Des perspectives suisses en 10 langues

«Il ne faut pas imposer la politique au travail des artistes»

Retrato de Philippe Bischof, diretor da Pro Helvetia.
A la tête de Pro Helvetia depuis novembre dernier, Philippe Bischof compare son travail à celui d'une traduction, entre les langues, les cultures et les perceptions individuelles. Keystone

Philippe Bischof, le nouveau directeur de Pro Helvetia, la fondation suisse pour la culture, partage avec swissinfo.ch son point de vue concernant l’importance des échanges culturels à l’étranger. Il estime que l’art constitue une chance de dialogue, et explique comment Pro Helvetia soutient certains projets culturels dans des pays où les artistes sont sous pression politique.

swissinfo.ch: Si vous deviez «vendre» l’art suisse à l’étranger, que diriez-vous?

Philippe Bischof: Je mettrais l’accent sur la diversité, car elle est spécifique à la Suisse. Le pays compte quatre langues officielles. Il n’y a pas qu’une seule culture suisse. Elles sont multiples et cette diversité plaît particulièrement à l’étranger. On me l’a souvent dit. Le critère de qualité est également essentiel. La Suisse est un pays riche – les oeuvres sont d’une grande qualité, et nous abritons de très bonnes écoles d’art. La création s’effectue dans d’excellentes conditions, avec de bonnes subventions et infrastructures – cela se constate facilement. J’ajouterais enfin une sorte d’innovation spécifique, un amour du détail, méticuleux, comme Christoph Marthaler au théâtre, les créateurs Fischli & Weiss, etc.

swissinfo.ch: Pensez-vous que la scène suisse se soit internationalisée, de sorte qu’il devient plus difficile de parler «d’art suisse»?

P.B.:  L’art a toujours été un langage universel. C’est précisément ce qui rend l’art artistique. Il existe un festival de musique dans une forêt du canton d’Obwald qui réunit chaque année deux pays ou régions. On peut par exemple découvrir que le yodel n’est pas une affaire exclusivement suisse, il se pratique aussi au Bhoutan. La technique et la culture sont universelles. Pour moi, il ne s’agit pas vraiment d’art suisse, mais d’art fait par des Suisses, ou en Suisse. Ça fait toute la différence.

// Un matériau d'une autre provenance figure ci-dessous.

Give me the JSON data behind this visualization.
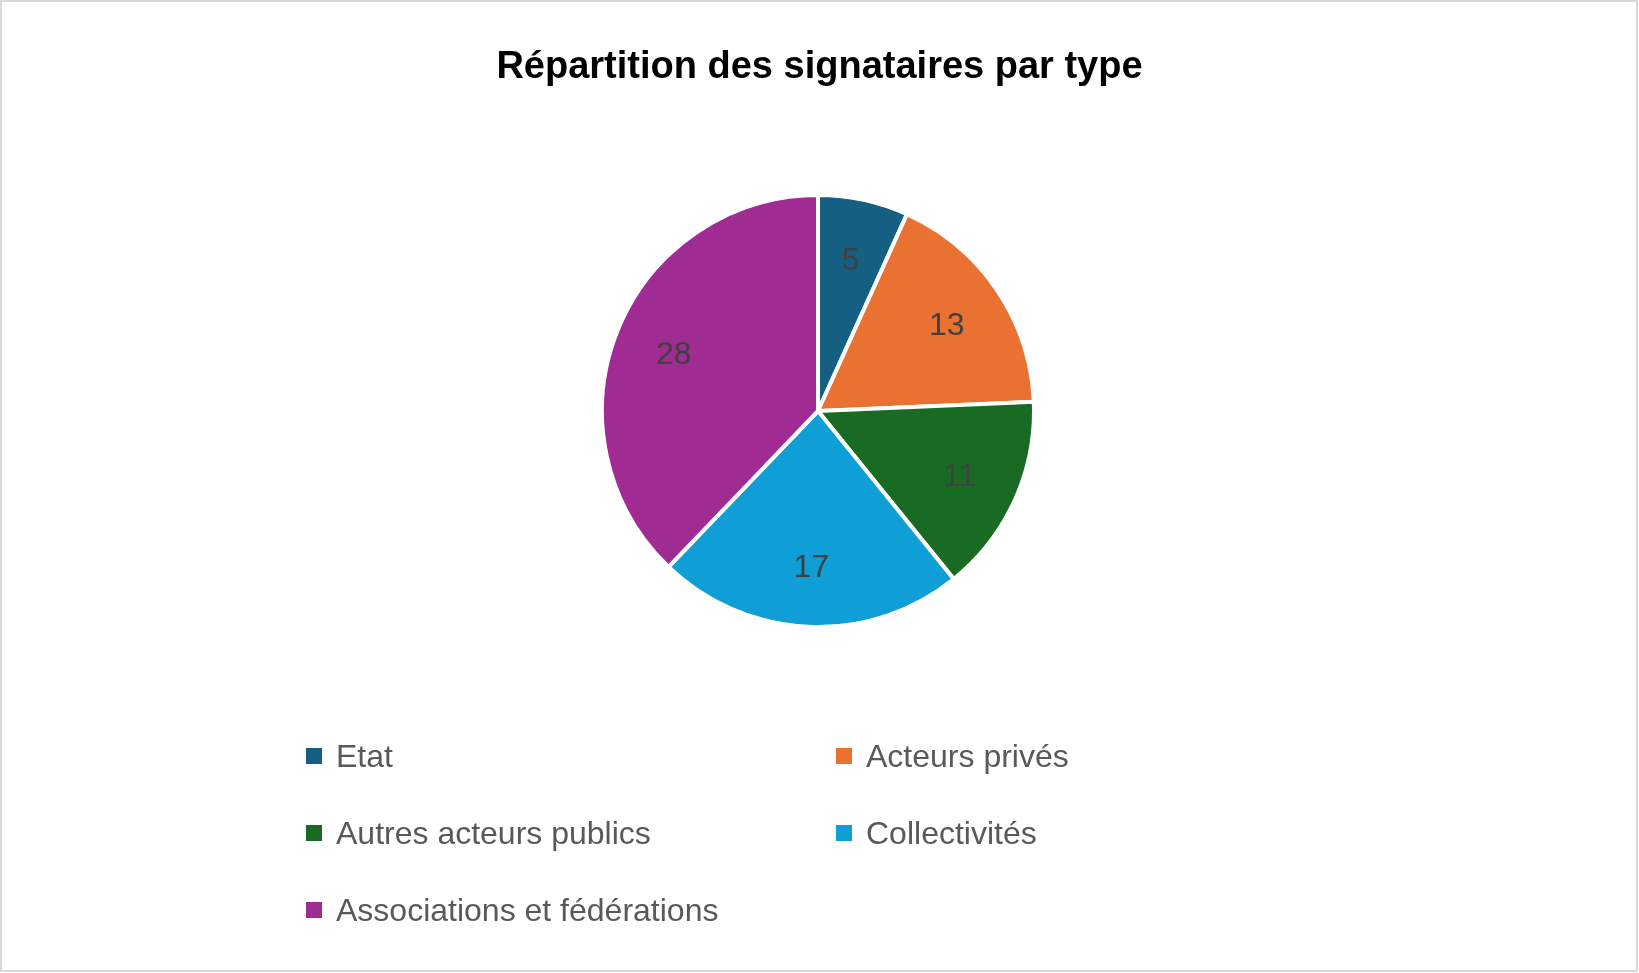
{
  "chart_data": {
    "type": "pie",
    "title": "Répartition des signataires par type",
    "categories": [
      "Etat",
      "Acteurs privés",
      "Autres acteurs publics",
      "Collectivités",
      "Associations et fédérations"
    ],
    "values": [
      5,
      13,
      11,
      17,
      28
    ],
    "colors": [
      "#156082",
      "#e97132",
      "#196b24",
      "#0f9ed5",
      "#a02b93"
    ],
    "data_labels": true,
    "legend": "bottom"
  }
}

Pro Helvetia: un réseau mondial

Fondé en 1939 pour promouvoir les oeuvres culturelles d’un intérêt national et international, Pro Helvetia est devenue une fondation publique dix ans plus tard, basée à Zurich. Il s’agit de la seule institution suisse qui soutient continuellement l’art suisse au niveau national et à l’étranger. En 1985, elle construit le Centre Culturel Suisse à Paris: Depuis, d’autres centres similaires ont vu le jour à New York, San Fransisco et Rome. L’an dernier, Pro Helvetia a soutenu des projets culturels dans une centaine de pays. Elle possède des antennes notamment en Egypte, Afrique du Sud, Inde, Russie et Chine. Le budget 2018 s’élève à 40,3 millions de francs.

swissinfo.ch: Comment vous y prenez-vous pour que l’art suisse soit bien accueilli à l’étranger?

P.B.: Les échanges avec le public ont lieu aussi bien ici qu’à l’étranger. C’est indissociable. Le territoire suisse constitue une sorte de terrain d’entraînement avant de se lancer hors des frontières. Il est de notre responsabilité de ne pas envoyer des artistes trop tôt à l’étranger – nous voulons éviter le danger de l’échec. Mais si une compagnie de danse bernoise peut se produire à Genève avant d’aller à Paris, les chances de succès sont beaucoup plus grandes.

swissinfo.ch:  Vous dirigez Pro Helvetia depuis à peine 100 jours. Qu’est-ce qui vous fascine dans l’aspect international?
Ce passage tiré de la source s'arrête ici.